Created as a successor for the Chevrolet Corsa, the Onix shared the same platform with the Aveo/Sonic or the European Opel/Vauxhall Corsa.
Chevrolet had a vital market on the South American continent, and the Onix deserved some credits for that. It was a vehicle designed for that region, and the result was surprisingly good. It was Brazil’s best selling car between 2015 and 2020. And it did that even though it faced stiff competition.
The design was a mix between a European new-edge style and the sharp lines of the Chevrolet Sonic/Aveo. Unlike its older sibling, it featured one-piece headlamps and a taller grille. On the lower side of the bumper, GM installed a set o fog-lights and a broad grille. The greenhouse was unusually short when compared to the total car’s height.

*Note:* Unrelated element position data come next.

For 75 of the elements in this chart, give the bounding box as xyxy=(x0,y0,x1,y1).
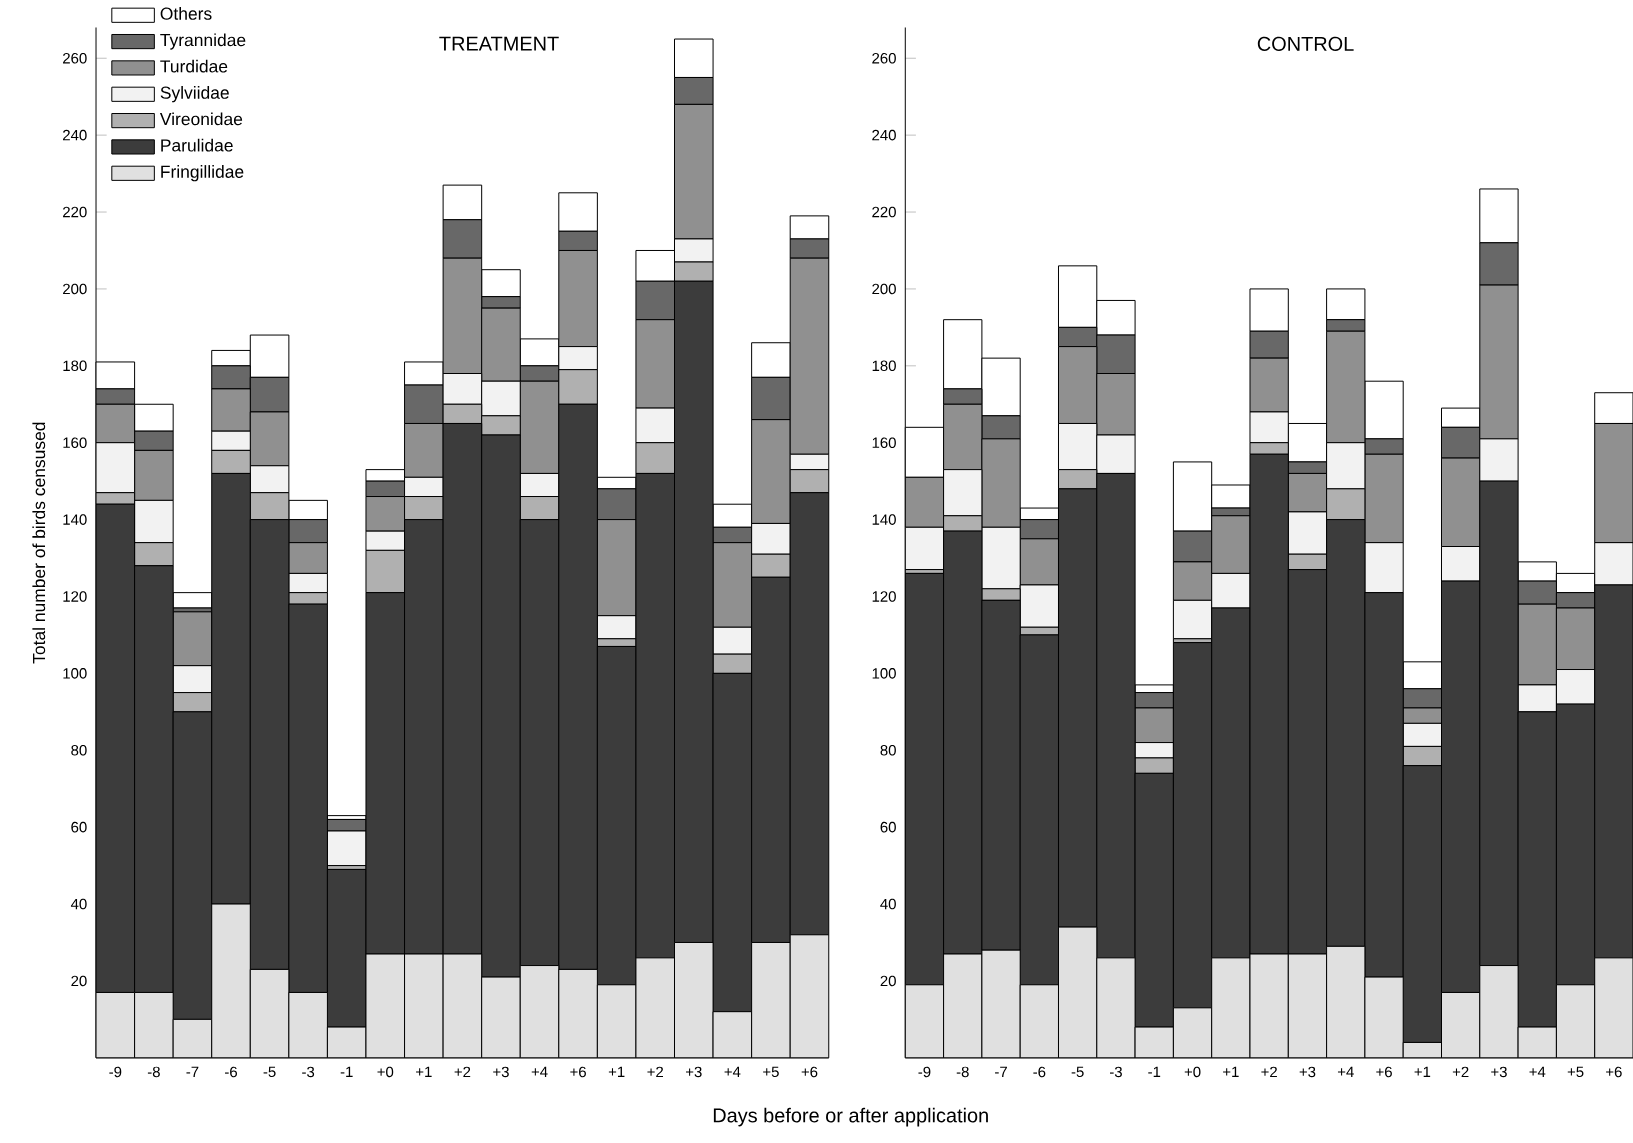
x-tick-label: +6 xyxy=(801,1066,818,1078)
x-tick-label: +3 xyxy=(1299,1066,1316,1078)
y-tick-label: 100 xyxy=(63,668,87,679)
y-axis-title: Total number of birds censused xyxy=(32,422,46,664)
x-tick-label: +3 xyxy=(1491,1066,1507,1078)
x-tick-label: +4 xyxy=(1529,1066,1546,1077)
x-tick-label: -5 xyxy=(263,1066,276,1078)
y-tick-label: 120 xyxy=(872,591,896,602)
y-tick-label: 220 xyxy=(872,206,896,218)
y-tick-label: 260 xyxy=(872,53,896,64)
x-tick-label: -9 xyxy=(918,1066,931,1078)
x-tick-label: -9 xyxy=(109,1066,122,1078)
x-tick-label: -1 xyxy=(1148,1066,1161,1077)
legend-label: Turdidae xyxy=(160,59,228,73)
x-tick-label: -1 xyxy=(340,1066,353,1077)
y-tick-label: 40 xyxy=(70,898,87,910)
y-tick-label: 60 xyxy=(71,821,87,833)
chart-title: CONTROL xyxy=(1257,36,1354,51)
y-tick-label: 160 xyxy=(872,437,896,449)
x-tick-label: -6 xyxy=(225,1066,237,1078)
x-tick-label: +2 xyxy=(454,1066,471,1078)
legend-label: Tyrannidae xyxy=(160,33,246,50)
y-tick-label: 100 xyxy=(872,668,896,679)
x-tick-label: -6 xyxy=(1033,1066,1046,1078)
x-tick-label: +6 xyxy=(570,1066,586,1078)
x-tick-label: -8 xyxy=(147,1066,160,1078)
y-tick-label: 160 xyxy=(63,437,87,449)
y-tick-label: 20 xyxy=(880,975,896,987)
x-tick-label: +0 xyxy=(377,1066,394,1078)
y-tick-label: 220 xyxy=(63,206,87,218)
x-tick-label: -5 xyxy=(1071,1066,1084,1078)
x-tick-label: +3 xyxy=(493,1066,509,1078)
y-tick-label: 60 xyxy=(880,821,896,833)
x-tick-label: +4 xyxy=(531,1066,548,1077)
x-tick-label: +3 xyxy=(686,1066,702,1078)
y-tick-label: 260 xyxy=(63,53,87,64)
x-axis-title: Days before or after application xyxy=(713,1107,988,1127)
x-tick-label: +1 xyxy=(608,1066,625,1077)
x-tick-label: +2 xyxy=(1452,1066,1469,1078)
x-tick-label: +6 xyxy=(1376,1066,1392,1078)
x-tick-label: +2 xyxy=(1261,1066,1277,1078)
y-tick-label: 20 xyxy=(71,975,87,987)
chart-title: TREATMENT xyxy=(439,36,559,51)
x-tick-label: +5 xyxy=(763,1066,779,1078)
x-tick-label: -3 xyxy=(302,1066,315,1078)
y-tick-label: 80 xyxy=(71,745,87,756)
legend-label: Vireonidae xyxy=(159,112,243,126)
x-tick-label: -7 xyxy=(186,1066,199,1077)
y-tick-label: 180 xyxy=(872,360,896,372)
y-tick-label: 200 xyxy=(872,283,896,295)
y-tick-label: 140 xyxy=(872,514,896,525)
legend-label: Sylviidae xyxy=(160,86,229,103)
y-tick-label: 240 xyxy=(63,129,87,141)
x-tick-label: +1 xyxy=(416,1066,432,1077)
y-tick-label: 40 xyxy=(880,898,896,910)
x-tick-label: +5 xyxy=(1567,1066,1584,1078)
legend-label: Parulidae xyxy=(161,138,233,152)
y-tick-label: 80 xyxy=(880,745,896,756)
x-tick-label: +6 xyxy=(1606,1066,1622,1078)
x-tick-label: +1 xyxy=(1223,1066,1239,1077)
x-tick-label: +1 xyxy=(1414,1066,1431,1077)
y-tick-label: 120 xyxy=(63,591,87,602)
y-tick-label: 180 xyxy=(63,360,87,372)
x-tick-label: +4 xyxy=(1337,1066,1354,1077)
x-tick-label: -3 xyxy=(1109,1066,1122,1078)
x-tick-label: +4 xyxy=(724,1066,741,1077)
x-tick-label: -8 xyxy=(956,1066,969,1078)
y-tick-label: 140 xyxy=(63,514,87,525)
x-tick-label: +2 xyxy=(647,1066,664,1078)
legend-label: Others xyxy=(160,7,212,20)
y-tick-label: 240 xyxy=(872,129,896,141)
x-tick-label: +0 xyxy=(1184,1066,1201,1078)
legend-label: Fringillidae xyxy=(161,165,244,182)
y-tick-label: 200 xyxy=(63,283,87,295)
x-tick-label: -7 xyxy=(995,1066,1007,1077)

Inside, the instrument cluster resembled the same used in the Sonic/Aveo, with a big, analog tachometer and a digital speedometer shown on an LCD. The center stack featured an option for an infotainment system, which was upgraded later on with Android Auto and Apple CarPlay. It offered two bucket seats at the front while a bench with a split-folding seatback was fitted as standard.
Under the hood, GM installed a specific engine for the South American markets. Apart from the two gasoline units carried over from the Aveo, the carmaker installed a pair of two gas engines. Depending on the trim level and options, a 6-speed automatic was on the options list.